There are only four Olympic length ice ovals in the United States and so traveling great distances as a speed skater or a supporter of speed skaters is a given for this sport. To help us understand the commitment of these fans to their athletes imagine if the young person in your life was a soccer, baseball, or basketball player and there were only four fields or courts in the entire United States on which to compete. If that were the case, you might very well be doing the same thing.
As I watched the Olympics in Sochi this past week, especially the speed skaters, I kept thinking back to last weekend. I found myself not just watching the skaters, but the fans in the stands who were there to cheer for them. I thought of all the hours that the athletes had put in on the ice, as well as how much the skaters' coaches and families had sacrificed to support them in getting to this pinnacle of their sport.

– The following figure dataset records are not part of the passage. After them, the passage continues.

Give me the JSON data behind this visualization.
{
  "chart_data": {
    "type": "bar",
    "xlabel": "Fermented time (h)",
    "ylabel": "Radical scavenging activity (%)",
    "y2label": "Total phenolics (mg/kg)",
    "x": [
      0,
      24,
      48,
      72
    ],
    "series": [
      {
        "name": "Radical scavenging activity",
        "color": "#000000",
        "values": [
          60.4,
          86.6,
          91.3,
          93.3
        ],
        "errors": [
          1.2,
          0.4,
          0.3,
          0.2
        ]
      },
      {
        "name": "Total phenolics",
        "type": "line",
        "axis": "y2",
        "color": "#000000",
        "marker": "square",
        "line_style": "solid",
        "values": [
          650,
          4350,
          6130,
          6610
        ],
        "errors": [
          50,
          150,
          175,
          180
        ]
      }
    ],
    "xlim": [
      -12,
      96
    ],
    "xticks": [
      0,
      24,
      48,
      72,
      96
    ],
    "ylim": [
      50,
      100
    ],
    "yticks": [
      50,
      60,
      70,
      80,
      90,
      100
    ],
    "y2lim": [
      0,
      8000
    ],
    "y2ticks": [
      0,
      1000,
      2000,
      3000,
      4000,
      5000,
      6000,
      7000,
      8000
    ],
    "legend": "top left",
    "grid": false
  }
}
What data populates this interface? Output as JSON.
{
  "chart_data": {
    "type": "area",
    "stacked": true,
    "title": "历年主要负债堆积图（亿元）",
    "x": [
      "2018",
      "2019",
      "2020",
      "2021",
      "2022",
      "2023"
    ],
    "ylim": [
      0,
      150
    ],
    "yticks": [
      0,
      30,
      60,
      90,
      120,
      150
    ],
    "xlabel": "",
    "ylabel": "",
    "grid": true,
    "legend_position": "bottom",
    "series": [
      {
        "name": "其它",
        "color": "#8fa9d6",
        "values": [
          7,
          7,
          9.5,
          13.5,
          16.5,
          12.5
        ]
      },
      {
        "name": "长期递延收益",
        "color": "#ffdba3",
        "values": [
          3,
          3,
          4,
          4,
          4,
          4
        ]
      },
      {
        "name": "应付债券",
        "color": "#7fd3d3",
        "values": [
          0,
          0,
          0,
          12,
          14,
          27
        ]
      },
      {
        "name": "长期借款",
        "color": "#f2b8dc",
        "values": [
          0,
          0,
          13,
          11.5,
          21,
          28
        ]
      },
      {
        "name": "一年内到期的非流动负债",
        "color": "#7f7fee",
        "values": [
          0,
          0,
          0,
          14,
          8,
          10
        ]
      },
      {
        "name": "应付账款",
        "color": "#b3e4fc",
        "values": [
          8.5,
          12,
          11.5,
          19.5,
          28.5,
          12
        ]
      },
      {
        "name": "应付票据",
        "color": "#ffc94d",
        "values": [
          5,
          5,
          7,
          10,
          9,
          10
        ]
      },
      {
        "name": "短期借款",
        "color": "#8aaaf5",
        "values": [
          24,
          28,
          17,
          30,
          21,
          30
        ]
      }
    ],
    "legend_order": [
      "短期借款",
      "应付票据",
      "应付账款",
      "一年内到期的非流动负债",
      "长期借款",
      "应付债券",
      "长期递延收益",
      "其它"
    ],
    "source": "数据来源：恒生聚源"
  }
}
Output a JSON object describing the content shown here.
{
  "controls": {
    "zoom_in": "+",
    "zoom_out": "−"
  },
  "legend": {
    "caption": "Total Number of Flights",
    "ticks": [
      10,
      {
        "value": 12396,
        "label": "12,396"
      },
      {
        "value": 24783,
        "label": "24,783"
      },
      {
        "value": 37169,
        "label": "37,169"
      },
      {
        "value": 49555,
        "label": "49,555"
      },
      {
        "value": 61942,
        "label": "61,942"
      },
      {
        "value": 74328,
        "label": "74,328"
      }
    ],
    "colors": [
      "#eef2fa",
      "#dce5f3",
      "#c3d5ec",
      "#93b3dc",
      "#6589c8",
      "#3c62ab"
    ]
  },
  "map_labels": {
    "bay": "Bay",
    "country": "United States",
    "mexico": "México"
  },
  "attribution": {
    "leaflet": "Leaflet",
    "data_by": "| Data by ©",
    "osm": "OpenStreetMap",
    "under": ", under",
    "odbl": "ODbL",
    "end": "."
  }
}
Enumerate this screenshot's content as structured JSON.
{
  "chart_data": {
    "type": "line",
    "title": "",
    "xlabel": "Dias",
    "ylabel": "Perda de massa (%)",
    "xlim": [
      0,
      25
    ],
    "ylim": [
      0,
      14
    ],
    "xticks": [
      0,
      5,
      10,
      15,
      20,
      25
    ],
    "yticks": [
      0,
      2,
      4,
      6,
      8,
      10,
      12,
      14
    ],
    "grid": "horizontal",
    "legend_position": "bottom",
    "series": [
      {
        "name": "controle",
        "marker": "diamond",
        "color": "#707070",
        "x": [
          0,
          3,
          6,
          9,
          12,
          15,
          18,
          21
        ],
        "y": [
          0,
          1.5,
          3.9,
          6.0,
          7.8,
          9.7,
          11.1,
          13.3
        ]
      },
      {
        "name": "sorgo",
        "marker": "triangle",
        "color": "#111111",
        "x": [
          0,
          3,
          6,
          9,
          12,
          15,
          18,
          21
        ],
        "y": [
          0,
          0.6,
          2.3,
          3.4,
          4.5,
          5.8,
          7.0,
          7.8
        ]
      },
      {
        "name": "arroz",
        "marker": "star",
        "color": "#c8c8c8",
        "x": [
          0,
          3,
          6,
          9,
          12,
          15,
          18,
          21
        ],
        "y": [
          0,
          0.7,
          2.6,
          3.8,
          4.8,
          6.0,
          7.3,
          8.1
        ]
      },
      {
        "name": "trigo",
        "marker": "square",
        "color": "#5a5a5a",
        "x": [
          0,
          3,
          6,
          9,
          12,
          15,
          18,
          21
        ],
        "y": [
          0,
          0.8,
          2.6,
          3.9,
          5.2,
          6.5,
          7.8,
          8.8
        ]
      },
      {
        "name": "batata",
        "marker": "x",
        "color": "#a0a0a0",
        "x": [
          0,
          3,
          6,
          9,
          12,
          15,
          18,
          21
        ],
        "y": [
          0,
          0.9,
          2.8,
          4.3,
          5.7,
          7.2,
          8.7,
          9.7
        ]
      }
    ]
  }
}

It is said that it takes a village to raise a child. My wife and I witnessed last week that it clearly takes a village to raise a speed skater, as well. I am sure the same is true for bobsledders, ski jumpers, hockey players, and snowboarders, too. I am also sure that it is true for any endeavor that any person chooses to pursue, sports related or otherwise, one person cannot do it alone. Sometimes we are the one pursuing a goal or overcoming a challenge, and sometimes we play the part of the village, supporting and cheering on someone we care about as he or she chases a goal or works to overcome a challenge.
There are at least two "take aways" in all of this for me. First, when you are working hard to pursue an important goal or are facing a tough challenge, be sure to surround yourself with a village of support. It will feel better on both the good days and the bad. Second, when you know someone who is pursuing an important goal or a touch challenge, be part of their village and cheer for them "at the top of your lungs."